I just fitted LED lights to my R34 and would like to share some pics of how it looked like. 

I bloody love it. Makes me wanna go out and drive at night. Hahaha


I fitted in the below:-
1) LED taillights with LED indicators
2) LED third brake light
3) LED reverse + LED fog lights
































































EJ's Nissan Skyline GF-ER34 (??????): ER34 have been LED-ed masssively


----------



## majestic (May 3, 2010)

Like trafalgar square at christmas !!


----------



## Kadir (Mar 23, 2008)

That is bright! How did you go about LEDing the third brake light? I know that Newera can supply the LED fog lamp/reverse light kit..


----------



## matty32 (Dec 18, 2005)

Kadir said:


> That is bright! How did you go about LEDing the third brake light? I know that Newera can supply the LED fog lamp/reverse light kit..
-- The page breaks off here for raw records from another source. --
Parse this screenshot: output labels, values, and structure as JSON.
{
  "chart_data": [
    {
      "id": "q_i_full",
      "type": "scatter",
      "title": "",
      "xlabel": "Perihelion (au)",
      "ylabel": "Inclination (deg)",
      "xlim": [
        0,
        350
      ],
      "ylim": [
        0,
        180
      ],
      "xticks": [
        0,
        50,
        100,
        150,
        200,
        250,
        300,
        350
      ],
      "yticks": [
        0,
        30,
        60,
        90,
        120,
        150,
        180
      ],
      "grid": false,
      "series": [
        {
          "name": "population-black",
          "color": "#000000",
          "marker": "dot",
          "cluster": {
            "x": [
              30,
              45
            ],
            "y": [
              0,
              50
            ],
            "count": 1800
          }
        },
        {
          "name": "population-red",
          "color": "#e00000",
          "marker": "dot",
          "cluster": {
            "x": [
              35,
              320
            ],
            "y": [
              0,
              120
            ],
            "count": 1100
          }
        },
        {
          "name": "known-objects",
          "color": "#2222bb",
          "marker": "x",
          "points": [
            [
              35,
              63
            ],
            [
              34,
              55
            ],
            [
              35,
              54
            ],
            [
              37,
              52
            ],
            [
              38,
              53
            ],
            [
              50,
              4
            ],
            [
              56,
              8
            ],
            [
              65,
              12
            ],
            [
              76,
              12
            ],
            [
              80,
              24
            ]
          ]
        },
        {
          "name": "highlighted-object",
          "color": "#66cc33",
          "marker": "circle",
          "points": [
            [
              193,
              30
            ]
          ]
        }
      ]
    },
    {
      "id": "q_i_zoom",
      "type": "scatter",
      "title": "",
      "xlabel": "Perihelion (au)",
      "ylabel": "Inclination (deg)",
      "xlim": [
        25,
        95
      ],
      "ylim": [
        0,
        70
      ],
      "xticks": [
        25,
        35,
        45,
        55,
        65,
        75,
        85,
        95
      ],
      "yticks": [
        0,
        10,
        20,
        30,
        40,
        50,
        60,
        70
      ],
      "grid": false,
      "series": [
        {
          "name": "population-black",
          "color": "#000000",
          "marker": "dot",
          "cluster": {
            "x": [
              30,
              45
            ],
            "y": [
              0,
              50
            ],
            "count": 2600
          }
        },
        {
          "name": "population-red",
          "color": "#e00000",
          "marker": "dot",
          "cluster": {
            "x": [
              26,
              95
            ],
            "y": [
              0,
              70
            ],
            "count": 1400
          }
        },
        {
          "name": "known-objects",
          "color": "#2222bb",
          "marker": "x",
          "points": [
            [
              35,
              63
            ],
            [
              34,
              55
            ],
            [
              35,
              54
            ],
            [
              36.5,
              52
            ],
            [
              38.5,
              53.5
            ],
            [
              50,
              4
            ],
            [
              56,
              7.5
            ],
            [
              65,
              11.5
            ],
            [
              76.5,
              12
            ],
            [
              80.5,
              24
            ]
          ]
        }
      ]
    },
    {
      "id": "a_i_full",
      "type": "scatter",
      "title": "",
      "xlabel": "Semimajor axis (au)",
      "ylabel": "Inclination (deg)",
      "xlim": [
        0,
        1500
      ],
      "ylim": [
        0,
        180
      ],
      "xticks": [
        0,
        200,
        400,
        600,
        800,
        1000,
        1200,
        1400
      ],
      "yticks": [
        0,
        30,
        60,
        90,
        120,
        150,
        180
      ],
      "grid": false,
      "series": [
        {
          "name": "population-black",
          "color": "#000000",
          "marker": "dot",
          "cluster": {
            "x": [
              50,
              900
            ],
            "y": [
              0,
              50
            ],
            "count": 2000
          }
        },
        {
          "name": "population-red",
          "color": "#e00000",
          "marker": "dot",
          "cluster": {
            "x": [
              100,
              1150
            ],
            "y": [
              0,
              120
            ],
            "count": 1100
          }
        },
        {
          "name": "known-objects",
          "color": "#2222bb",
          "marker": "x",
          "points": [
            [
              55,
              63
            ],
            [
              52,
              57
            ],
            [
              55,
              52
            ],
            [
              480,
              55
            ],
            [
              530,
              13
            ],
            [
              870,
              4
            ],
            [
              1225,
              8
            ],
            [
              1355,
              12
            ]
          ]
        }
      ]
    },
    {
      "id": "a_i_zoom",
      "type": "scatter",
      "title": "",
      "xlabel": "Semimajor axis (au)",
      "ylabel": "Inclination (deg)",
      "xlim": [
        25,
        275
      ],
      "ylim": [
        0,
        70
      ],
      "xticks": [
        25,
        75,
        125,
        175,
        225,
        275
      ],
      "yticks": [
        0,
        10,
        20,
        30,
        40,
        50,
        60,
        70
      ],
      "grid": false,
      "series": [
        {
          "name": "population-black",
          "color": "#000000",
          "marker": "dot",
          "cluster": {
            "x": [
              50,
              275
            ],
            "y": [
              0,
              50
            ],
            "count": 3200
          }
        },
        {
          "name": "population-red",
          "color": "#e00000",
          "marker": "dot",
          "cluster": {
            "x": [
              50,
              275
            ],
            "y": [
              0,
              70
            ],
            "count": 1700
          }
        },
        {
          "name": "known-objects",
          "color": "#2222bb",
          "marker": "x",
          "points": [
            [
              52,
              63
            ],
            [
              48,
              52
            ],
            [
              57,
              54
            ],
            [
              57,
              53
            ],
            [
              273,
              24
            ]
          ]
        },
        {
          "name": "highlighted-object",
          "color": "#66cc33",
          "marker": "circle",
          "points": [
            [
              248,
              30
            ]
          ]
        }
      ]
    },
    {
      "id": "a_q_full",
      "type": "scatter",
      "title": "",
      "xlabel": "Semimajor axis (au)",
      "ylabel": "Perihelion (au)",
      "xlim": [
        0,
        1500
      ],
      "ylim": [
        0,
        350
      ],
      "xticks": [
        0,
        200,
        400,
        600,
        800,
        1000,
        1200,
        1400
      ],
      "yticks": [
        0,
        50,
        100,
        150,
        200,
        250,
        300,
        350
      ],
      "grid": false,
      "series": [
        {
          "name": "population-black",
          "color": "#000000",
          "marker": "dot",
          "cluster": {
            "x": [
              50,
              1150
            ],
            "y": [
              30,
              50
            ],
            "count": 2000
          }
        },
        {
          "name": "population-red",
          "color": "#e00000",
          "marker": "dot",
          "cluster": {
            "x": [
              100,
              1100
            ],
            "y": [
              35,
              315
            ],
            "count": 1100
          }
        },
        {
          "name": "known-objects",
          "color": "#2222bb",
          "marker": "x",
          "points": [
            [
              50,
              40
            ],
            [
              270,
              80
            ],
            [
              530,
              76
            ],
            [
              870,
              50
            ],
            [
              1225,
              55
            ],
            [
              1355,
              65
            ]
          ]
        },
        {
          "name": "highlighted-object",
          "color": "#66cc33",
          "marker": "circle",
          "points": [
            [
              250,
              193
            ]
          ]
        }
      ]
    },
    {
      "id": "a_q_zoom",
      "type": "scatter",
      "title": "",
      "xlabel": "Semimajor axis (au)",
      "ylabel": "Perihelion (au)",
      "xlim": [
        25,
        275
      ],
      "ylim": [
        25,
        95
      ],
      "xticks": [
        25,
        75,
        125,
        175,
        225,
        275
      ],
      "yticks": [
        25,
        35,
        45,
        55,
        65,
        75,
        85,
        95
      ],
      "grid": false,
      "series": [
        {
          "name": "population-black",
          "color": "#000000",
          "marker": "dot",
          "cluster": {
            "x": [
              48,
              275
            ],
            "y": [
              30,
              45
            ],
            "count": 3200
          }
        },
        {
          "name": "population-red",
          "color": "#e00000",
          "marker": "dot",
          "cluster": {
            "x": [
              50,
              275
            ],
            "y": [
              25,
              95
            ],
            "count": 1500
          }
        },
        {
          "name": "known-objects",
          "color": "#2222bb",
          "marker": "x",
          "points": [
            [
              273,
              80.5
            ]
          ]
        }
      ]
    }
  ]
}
the brake light you can buy off the shelf


----------



## Kadir (Mar 23, 2008)

Oh that is good to know.

And 8110; thanks for the PM..


----------



## GT4 Addicted (Feb 16, 2005)

i'm looking for a LED third stop light too


----------



## SPEED MERCHANT (Jun 5, 2006)

majestic said:


> Like trafalgar square at christmas !!


Couldn't have put it better myself :thumbsup:


----------



## blue34 (Jul 28, 2005)

sorry but no.... diffused red "cooker ring" original looks way better...


----------



## Robbie 733 (Feb 25, 2005)

matty32 said:


> the brake light you can buy off the shelf


Hi Matty

How much for the single rear high level brake light ?

Robbie


----------



## R34Steve (May 2, 2011)

I fitted LEDs on my 34, Mine don't seem as bright though.


----------